Mitch la miró con el ceño fruncido, con lo que casi era una mirada asesina, la primera que le dirigía. Kaye se quedó sin aliento en su interior, sintiéndose a la vez triste y culpable, y se volvió para mirar por la ventanilla, observando el largo tramo de Broadway: edificios de ladrillo, peatones, hombres jóvenes con mascarillas verdes, caminando junto a otros hombres, y mujeres caminando con mujeres.

—Olvidémoslo —dijo Mitch—. Vamos a descansar un poco.

El apartamento del segundo piso, ordenado, frío y algo polvoriento tras la larga ausencia de Mitch, estaba sobre Broadway y daba a la fachada de ladrillo del edificio de la oficina de correos, a una pequeña librería y a un restaurante tailandés. Mientras metía las maletas, Mitch se disculpó por un desorden inexistente, desde el punto de vista de Kaye.

—Un piso de soltero —dijo Mitch—. No sé por qué seguí pagando el alquiler.

—Es agradable —comentó Kaye, pasando los dedos sobre el borde de madera oscura del alféizar de la ventana y el esmalte blanco de la pared. El salón estaba caldeado por el sol y el ambiente estaba ligeramente cargado, no con un olor desagradable, sólo a cerrado. Kaye abrió la ventana con cierta dificultad. Mitch se le acercó y la cerró despacio.

—Entrará el humo de la calle —dijo—. Hay una ventana en el dormitorio que da a la parte trasera del edificio. Por allí se ventila bien.

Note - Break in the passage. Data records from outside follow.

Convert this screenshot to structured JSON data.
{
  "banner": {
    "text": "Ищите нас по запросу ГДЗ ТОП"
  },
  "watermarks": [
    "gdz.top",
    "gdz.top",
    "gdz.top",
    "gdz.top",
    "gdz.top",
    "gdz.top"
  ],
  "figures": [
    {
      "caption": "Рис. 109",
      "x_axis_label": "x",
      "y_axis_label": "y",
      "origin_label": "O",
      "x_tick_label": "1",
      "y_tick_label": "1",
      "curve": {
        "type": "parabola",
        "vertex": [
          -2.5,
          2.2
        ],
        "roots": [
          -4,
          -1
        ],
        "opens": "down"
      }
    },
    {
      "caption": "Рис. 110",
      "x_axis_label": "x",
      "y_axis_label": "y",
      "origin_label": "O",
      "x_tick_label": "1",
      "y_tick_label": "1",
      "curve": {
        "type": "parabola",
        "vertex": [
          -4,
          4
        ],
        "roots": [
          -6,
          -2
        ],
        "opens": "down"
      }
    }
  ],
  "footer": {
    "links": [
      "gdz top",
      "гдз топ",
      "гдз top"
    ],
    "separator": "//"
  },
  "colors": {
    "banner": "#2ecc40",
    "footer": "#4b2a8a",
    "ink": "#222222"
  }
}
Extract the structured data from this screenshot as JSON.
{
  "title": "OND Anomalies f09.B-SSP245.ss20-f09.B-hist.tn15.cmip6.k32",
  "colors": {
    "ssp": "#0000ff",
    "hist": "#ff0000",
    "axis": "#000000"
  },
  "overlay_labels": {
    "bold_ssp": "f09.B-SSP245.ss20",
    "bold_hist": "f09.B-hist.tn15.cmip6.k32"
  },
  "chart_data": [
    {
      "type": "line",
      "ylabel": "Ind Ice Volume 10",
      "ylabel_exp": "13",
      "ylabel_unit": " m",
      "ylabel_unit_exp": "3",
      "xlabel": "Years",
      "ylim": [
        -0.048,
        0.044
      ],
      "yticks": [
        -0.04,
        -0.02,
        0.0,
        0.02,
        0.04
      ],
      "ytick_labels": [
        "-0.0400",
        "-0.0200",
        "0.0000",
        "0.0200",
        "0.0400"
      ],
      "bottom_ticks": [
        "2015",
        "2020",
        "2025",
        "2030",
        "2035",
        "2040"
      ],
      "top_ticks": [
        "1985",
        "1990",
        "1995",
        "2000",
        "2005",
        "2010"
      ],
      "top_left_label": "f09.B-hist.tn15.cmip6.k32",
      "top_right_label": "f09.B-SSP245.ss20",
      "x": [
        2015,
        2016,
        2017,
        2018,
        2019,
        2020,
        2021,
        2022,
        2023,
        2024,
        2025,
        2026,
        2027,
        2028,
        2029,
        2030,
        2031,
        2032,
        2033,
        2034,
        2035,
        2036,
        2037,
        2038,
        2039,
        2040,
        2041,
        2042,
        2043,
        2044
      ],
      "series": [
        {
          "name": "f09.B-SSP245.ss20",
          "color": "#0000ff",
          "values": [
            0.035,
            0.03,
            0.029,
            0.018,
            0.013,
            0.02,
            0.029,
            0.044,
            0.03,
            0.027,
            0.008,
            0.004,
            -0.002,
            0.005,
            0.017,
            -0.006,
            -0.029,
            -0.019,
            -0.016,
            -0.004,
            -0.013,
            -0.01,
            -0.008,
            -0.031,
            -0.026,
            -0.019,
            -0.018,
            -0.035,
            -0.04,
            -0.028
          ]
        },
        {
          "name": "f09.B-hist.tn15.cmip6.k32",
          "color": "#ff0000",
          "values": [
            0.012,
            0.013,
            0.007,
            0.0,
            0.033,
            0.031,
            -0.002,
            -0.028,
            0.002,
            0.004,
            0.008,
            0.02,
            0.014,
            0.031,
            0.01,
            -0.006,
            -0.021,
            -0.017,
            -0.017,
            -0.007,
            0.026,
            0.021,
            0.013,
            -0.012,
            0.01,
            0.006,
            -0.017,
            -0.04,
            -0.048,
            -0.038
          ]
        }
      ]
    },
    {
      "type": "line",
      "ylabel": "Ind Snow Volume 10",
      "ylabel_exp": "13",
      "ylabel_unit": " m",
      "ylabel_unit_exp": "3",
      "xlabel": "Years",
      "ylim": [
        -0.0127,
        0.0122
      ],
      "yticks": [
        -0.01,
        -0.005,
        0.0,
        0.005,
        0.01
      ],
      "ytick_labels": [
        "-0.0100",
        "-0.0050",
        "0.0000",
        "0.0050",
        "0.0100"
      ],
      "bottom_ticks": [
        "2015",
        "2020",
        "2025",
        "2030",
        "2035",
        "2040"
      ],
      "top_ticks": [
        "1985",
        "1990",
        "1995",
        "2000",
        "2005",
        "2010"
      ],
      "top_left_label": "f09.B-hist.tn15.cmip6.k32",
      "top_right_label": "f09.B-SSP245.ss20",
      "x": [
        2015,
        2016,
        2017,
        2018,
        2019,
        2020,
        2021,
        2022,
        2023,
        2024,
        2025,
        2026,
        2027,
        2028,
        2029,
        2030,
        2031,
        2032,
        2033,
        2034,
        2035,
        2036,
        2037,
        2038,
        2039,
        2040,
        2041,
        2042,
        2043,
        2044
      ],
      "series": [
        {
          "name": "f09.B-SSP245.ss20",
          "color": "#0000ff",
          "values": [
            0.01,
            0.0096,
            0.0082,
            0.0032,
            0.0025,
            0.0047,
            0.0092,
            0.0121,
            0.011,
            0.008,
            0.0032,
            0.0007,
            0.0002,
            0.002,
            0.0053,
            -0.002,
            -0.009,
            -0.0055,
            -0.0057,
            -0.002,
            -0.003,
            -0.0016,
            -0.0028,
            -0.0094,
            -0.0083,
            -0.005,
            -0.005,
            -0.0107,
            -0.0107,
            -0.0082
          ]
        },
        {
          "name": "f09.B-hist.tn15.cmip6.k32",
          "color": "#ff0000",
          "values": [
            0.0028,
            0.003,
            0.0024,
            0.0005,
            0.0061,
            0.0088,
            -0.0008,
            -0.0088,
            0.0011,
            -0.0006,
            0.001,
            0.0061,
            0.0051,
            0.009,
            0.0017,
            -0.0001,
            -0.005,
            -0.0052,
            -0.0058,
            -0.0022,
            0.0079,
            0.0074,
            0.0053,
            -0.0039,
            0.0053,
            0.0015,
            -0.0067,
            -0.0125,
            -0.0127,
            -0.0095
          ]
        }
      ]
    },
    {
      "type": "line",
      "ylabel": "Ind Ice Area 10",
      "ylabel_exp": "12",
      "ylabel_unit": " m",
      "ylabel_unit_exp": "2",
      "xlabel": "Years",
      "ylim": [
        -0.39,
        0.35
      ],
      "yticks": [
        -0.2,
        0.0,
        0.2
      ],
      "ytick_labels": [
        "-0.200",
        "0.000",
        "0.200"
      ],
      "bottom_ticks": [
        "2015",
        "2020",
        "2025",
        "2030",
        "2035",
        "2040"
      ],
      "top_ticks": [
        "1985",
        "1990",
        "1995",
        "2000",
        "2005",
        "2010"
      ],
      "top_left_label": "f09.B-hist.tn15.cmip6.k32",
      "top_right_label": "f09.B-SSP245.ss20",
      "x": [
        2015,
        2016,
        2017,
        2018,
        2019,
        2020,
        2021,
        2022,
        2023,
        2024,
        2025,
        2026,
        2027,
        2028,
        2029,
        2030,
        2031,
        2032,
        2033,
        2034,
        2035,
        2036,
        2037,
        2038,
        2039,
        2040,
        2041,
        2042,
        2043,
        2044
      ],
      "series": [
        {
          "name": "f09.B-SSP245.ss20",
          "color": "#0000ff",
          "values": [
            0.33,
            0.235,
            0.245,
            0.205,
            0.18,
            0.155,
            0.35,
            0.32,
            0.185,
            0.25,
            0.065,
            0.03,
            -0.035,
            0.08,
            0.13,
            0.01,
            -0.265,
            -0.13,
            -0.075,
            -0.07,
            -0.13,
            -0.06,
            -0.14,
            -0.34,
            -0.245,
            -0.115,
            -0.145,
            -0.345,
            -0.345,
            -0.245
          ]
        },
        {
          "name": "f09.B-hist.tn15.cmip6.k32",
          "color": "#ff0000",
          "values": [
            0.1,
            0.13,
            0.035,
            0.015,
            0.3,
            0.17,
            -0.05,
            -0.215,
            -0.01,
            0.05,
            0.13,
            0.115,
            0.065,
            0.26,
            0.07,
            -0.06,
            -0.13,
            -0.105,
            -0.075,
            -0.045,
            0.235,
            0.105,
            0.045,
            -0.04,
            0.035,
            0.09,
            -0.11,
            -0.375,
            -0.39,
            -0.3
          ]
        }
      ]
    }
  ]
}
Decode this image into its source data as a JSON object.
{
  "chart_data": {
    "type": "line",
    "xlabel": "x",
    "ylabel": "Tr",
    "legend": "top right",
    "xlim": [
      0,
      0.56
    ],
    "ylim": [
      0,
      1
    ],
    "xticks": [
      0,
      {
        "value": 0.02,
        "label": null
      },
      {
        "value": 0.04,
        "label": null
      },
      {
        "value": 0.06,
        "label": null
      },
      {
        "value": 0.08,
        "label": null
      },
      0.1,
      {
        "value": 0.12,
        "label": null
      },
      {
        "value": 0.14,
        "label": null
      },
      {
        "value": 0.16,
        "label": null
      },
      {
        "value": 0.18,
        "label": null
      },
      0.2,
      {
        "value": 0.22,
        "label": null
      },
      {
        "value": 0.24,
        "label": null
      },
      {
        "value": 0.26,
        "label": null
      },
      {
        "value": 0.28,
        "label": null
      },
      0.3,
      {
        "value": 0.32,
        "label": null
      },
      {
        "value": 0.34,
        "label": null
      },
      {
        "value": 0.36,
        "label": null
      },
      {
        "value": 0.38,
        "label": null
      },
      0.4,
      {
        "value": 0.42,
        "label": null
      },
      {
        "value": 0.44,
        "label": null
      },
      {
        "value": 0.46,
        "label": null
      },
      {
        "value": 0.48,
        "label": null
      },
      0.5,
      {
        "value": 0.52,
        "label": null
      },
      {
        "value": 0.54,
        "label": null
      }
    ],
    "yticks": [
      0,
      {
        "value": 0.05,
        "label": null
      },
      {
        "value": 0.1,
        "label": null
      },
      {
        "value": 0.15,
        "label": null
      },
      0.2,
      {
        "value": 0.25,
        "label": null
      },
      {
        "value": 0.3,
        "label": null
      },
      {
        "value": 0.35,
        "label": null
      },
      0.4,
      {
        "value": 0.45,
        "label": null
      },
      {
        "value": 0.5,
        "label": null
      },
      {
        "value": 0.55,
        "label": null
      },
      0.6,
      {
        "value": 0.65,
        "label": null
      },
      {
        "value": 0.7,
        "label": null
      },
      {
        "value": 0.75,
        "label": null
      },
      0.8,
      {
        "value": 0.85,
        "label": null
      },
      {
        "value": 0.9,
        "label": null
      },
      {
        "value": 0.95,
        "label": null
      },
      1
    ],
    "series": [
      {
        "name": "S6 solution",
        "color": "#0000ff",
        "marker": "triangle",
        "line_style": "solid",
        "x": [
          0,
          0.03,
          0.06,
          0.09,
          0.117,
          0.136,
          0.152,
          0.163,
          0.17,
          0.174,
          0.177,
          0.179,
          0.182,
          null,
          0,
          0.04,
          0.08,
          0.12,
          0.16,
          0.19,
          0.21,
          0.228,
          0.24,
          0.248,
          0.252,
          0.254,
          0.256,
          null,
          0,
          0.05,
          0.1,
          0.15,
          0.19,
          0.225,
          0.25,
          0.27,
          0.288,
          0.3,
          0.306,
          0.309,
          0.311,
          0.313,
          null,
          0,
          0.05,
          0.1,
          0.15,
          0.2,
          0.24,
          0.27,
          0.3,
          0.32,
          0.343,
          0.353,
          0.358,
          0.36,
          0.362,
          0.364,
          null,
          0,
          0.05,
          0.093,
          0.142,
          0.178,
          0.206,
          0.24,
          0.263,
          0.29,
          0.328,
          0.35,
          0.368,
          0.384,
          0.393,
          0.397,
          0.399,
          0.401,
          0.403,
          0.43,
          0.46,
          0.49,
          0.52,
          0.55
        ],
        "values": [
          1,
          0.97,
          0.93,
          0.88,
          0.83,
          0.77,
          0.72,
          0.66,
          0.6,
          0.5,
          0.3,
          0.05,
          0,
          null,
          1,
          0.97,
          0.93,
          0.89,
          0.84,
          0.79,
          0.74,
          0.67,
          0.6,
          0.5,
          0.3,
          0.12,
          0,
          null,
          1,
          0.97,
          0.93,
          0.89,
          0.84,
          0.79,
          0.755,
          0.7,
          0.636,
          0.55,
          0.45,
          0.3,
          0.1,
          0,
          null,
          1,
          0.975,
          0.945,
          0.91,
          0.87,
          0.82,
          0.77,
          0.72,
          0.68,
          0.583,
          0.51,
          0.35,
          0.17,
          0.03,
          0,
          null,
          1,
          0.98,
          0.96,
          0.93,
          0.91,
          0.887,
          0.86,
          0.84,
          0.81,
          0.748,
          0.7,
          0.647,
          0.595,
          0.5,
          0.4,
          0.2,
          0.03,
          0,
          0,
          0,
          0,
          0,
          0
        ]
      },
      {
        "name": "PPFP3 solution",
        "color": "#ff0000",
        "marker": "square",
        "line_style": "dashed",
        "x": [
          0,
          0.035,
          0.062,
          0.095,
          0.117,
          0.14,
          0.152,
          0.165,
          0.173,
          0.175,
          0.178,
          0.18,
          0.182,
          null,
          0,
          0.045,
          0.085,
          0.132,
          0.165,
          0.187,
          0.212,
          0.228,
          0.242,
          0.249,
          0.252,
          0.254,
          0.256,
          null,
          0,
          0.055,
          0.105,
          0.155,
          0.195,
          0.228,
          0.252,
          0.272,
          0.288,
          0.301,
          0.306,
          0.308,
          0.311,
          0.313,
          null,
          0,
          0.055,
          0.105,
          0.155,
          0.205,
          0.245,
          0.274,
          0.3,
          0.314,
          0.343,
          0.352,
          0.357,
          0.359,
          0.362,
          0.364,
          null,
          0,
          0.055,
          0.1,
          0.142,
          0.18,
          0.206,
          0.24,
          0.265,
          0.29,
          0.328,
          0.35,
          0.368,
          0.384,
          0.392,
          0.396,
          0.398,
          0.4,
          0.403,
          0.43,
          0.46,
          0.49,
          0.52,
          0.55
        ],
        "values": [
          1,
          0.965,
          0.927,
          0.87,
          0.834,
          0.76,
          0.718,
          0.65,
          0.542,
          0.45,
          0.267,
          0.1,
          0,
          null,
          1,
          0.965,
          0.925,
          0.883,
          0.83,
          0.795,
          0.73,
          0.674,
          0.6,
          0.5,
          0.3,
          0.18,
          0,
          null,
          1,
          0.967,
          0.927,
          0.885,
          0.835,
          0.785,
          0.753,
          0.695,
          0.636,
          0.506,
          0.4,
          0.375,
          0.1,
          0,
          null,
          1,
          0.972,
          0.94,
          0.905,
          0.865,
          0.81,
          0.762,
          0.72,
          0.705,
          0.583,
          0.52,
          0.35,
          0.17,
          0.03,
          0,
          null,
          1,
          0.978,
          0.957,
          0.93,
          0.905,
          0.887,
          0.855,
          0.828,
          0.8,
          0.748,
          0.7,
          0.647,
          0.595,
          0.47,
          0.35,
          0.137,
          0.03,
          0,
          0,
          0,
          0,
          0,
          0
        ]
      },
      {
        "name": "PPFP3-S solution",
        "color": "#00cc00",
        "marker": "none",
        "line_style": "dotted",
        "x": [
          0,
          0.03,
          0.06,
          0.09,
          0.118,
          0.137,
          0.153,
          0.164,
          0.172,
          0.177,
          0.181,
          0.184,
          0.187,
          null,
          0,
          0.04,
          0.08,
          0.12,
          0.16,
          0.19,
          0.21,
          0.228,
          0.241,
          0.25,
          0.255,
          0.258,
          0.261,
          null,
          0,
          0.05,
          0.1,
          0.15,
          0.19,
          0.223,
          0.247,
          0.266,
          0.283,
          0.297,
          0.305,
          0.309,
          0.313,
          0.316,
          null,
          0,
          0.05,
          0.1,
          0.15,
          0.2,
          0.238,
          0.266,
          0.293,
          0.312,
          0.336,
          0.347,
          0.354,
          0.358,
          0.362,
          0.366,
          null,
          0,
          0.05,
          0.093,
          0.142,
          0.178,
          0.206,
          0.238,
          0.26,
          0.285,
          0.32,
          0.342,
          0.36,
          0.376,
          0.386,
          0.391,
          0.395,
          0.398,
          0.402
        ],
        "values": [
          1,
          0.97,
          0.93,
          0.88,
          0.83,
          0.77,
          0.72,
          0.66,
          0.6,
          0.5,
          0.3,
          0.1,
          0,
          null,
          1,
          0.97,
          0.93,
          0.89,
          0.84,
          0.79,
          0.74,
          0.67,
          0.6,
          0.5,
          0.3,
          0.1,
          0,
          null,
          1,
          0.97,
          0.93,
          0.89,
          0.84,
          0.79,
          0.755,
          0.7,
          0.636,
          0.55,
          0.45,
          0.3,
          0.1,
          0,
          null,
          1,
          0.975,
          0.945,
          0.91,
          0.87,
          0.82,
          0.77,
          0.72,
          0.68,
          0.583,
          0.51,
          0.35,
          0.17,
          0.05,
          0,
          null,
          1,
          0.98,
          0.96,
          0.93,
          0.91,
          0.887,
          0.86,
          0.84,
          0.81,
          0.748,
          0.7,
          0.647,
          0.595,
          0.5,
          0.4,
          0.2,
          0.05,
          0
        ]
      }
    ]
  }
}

Kaye había pensado que ver el apartamento de Mitch sería algo romántico, agradable, que aprendería cosas sobre él, pero resultaba tan pulcro y estaba tan poco amueblado que se sintió abatida. Examinó los libros de la estantería que estaba junto a la cocina: libros de texto sobre antropología y arqueología, algunos libros viejos de biología, una caja llena de revistas científicas y fotocopias. No había novelas.